The property stands on the site of the former village of Jernit which had existed since the 15th century. In 1558, King Christian III gave orders for Jernit Parish to be combined with Hammel Parish which required Jernit Church to be demolished. In 1583, the king transferred ownership of the village to the nobleman Valdemar Parsberg who demolished all its buildings. In their place, he constructed a Baroque manor surrounded by a moat which he called Jernit.

The Danish county of Frijsenborg consisting of Jernit, Tulstrup, Lyngballegård, Hagshom and Østergård, was established in 1672 by the Crown for Mogens Friis (1623–1675) a high-ranking statesman, in order to compensate him for losses he had incurred in the Dano-Swedish War (1658–60).
The county became one of the largest in Denmark, covering an area of 450 km2. Friis renamed the manor house Frijsenborg.
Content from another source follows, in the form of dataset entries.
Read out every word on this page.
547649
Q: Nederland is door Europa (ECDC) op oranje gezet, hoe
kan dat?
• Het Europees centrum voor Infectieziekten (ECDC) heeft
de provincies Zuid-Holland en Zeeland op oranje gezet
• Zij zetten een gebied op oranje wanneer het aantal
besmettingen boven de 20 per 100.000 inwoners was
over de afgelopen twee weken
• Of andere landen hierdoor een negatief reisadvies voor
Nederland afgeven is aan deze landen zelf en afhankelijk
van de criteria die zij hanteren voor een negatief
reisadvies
==Renaissance renovation==
Count Christian Emil Krag-Juel-Vind-Frijs, who acquired the estate in 1849, commissioned the architect Ferdinand Meldahl (1827–1908) to redesign, modernize and expand the building into a luxurious manor house in the Renaissance style. Three new wings were added as well as tall steepled towers although the walls of the original ground floor were maintained. A new storey was added to the west wing while two-storied pavilions were built on the south and north wings. The work was completed in 1867. Today's building is considered to be one of the finest examples of Renaissance Revival architecture in Denmark.

In 1880, the count's son Mogens returned from England, bringing with him experience of the English nobility's lifestyle which he applied to the manor, fitting it our with palatial furnishings and decorations. Since 1982, the property has been owned by Bendt Tido Hannibal Wedell.
The building can be seen from the road but is not open to the public.